I am also in favor of specialized courts to deal with serious business disputes. I believe that such specialized courts will lead to swifter and more certain resolution of business disputes, in the long run reducing the economic friction caused by disputes. A recent opinion by the Circuit Court for Baltimore City disappoints on both fronts.
The Circuit Court for Baltimore City publishes, on the web, a number of its decisions. The website is here. That's good. It allows businesses and their counsel insight into how nisi prius courts deal with business disputes and, theoretically at least, encourages settlements by reducing uncertainty. However, the opinion, in the case of Carnegie International Corp. v. Grant Thornton, LLP, is a disaster as a roadmap. It also reveals structural weaknesses in what, in Maryland, are termed Business and Technology Cases, that is, cases specially singled out for special treatment because of the complex business issues they present.
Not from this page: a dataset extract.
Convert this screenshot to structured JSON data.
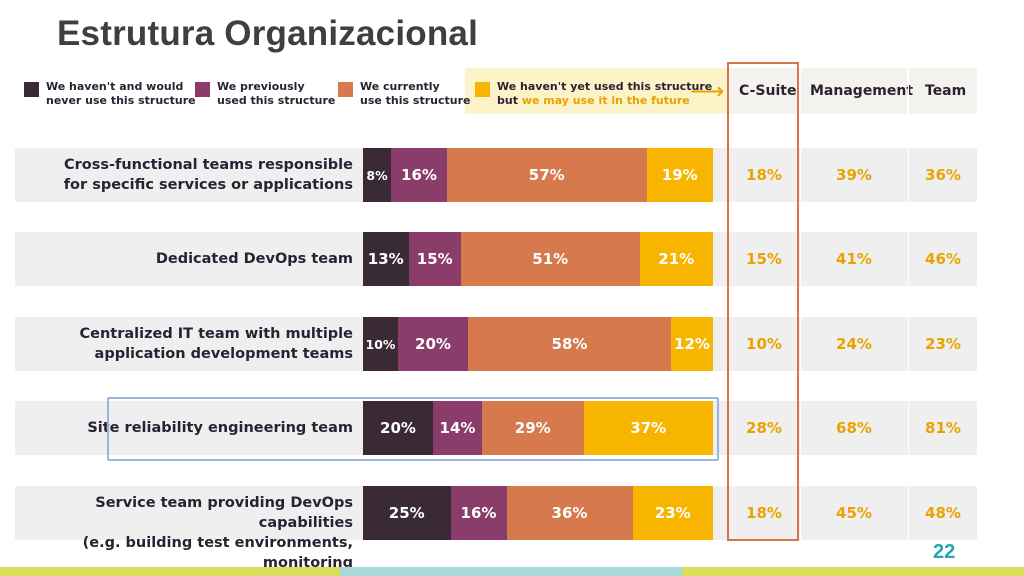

Carnegie is a 63 page opinion. (I read it while waiting for the sewer clearance people from Baltimore County to arrive to clear a sewer blockage at my home. It was a long wait. It is a long opinion.) One has to go at least 7 pages into the opinion to find what may be a concise statement as to the essential claims made by the plaintiff. Even then, it is not clear to me that this description applies to all of the claims, but that appears to be the case. The gist of Carnegie's claims seems to be that Grant Thornton caused Carnegie damage by taking actions or failing to act with the result that the trading of Carnegie stock on the American Stock Exchange was halted. The opinion, which probably reaches the correct legal result, fails as a cogent discussion of the case and the legal issues because it doesn't start with the type of opening that all good essays start with ("Once upon a time . . . .") and doesn't tell a story. As I tell my students, anyone who can tell a good dirty joke, and by this I mean a real joke, not merely a one-liner, can probably write a good brief, memorandum, or contract. Remember, a good joke starts with a factual premise, clearly stated ("A priest, a minister, and a rabbi walk into a bar . . . .") and moves logically forward from there.
What is even more disturbing is that the case reveals that the business and technology track may be certain, but it is hardly swift. The case was filed in May of 2000. The bench trial in the case began on November 5, 2001. It continued through April 4, 2003, and subsequent testimony was presented by depositions. Both parties submitted proposed findings of fact and conclusions of law on June 13, 2003. The opinion was not delivered until April 13, 2005, almost five years after the case was filed and almost two years after the Court had all of the evidence before it. By comparison, the Baltimore County sewer service acted with great dispatch.
Finally, the opinion fails to mention, even in a footnote, the bizarre activities of some of the players in the case, involving cults, alleged aliens, sexual slavery, and attempted contract murders. (If you want the salacious details, see here.) If you have to read a 62 page opinion, it ought to at least be well-written and have something to hold the reader's attention.